DESMISTIFICANDO O SEGURO AERONÁUTICO: ENTENDA QUAIS SÃO AS COBERTURAS E QUAIS OS RISCOS EXCLUÍDOS

    Carlos Barbosa especialista em Direito Aeronáutico

    Carlos Barbosa é piloto de avião e advogado especialista em Direito Aeronáutico e Direito Internacional.
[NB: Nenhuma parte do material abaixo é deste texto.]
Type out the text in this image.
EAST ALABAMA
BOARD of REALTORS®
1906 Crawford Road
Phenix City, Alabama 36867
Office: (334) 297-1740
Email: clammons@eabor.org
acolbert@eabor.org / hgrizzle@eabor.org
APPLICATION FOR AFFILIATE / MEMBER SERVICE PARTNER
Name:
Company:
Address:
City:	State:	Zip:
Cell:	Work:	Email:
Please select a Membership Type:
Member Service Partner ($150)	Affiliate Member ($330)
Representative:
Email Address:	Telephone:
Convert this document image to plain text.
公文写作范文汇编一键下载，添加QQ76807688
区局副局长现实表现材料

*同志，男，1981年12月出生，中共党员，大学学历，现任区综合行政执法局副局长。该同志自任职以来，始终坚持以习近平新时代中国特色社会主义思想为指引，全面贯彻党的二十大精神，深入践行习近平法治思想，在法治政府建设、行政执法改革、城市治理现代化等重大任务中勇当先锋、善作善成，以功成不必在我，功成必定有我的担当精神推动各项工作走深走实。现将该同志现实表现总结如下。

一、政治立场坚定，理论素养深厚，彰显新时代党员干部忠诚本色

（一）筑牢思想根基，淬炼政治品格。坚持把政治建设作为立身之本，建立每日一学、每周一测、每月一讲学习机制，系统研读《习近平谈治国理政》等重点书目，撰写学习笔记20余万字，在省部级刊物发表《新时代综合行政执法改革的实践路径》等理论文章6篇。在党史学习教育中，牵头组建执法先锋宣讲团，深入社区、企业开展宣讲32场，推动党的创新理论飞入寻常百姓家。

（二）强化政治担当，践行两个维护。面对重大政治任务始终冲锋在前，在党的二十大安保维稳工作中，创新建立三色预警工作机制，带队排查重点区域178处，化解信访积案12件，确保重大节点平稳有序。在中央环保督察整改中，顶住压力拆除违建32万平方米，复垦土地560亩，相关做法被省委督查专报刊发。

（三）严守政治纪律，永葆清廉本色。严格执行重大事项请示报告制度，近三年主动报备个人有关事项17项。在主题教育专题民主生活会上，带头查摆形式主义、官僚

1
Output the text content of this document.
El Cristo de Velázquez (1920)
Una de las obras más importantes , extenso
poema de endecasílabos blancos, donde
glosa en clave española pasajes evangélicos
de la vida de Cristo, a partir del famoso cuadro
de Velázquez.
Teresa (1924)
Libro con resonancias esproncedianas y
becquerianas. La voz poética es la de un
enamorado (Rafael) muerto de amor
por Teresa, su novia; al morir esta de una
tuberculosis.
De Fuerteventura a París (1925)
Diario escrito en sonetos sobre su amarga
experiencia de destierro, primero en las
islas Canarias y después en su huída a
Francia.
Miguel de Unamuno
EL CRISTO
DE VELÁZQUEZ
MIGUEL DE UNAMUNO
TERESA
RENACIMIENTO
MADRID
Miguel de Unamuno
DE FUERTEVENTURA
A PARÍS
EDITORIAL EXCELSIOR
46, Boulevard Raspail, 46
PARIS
Atuou como advogado de associações profissionais como a Associação Brasileira de Pilotos da Aviação Civil (ABRAPAC), Associação dos Aeronautas da Gol Linhas Aéreas (ASAGOL) e do Sindicato Nacional dos Aeronautas (SNA). Atualmente é sócio do escritório Carlos Barbosa Advogados, é membro efetivo da Academia Brasileira de Direito Aeronáutico (ABDA) e da Comissão de Direito Aeronáutico da OAB/SP, além de colunista, palestrante e escritor sobre o assunto.

     

    DESMISTIFICANDO O SEGURO AERONÁUTICO: ENTENDA QUAIS SÃO AS COBERTURAS E QUAIS OS RISCOS EXCLUÍDOS

    O mercado aéreo brasileiro consolidou se como o segundo maior mercado em aviação geral do mundo, mantendo-se atrás, apenas dos Estados Unidos. De acordo com dados da Associação Brasileira de Aviação Geral (Abag), mesmo com a recente queda de vendas de aeronaves, a frota da aviação geral brasileira cresceu 1,1% entre 2014 e 2015, subindo de 15.120 para 15.290 unidades, considerando jatos, helicópteros, entre outros.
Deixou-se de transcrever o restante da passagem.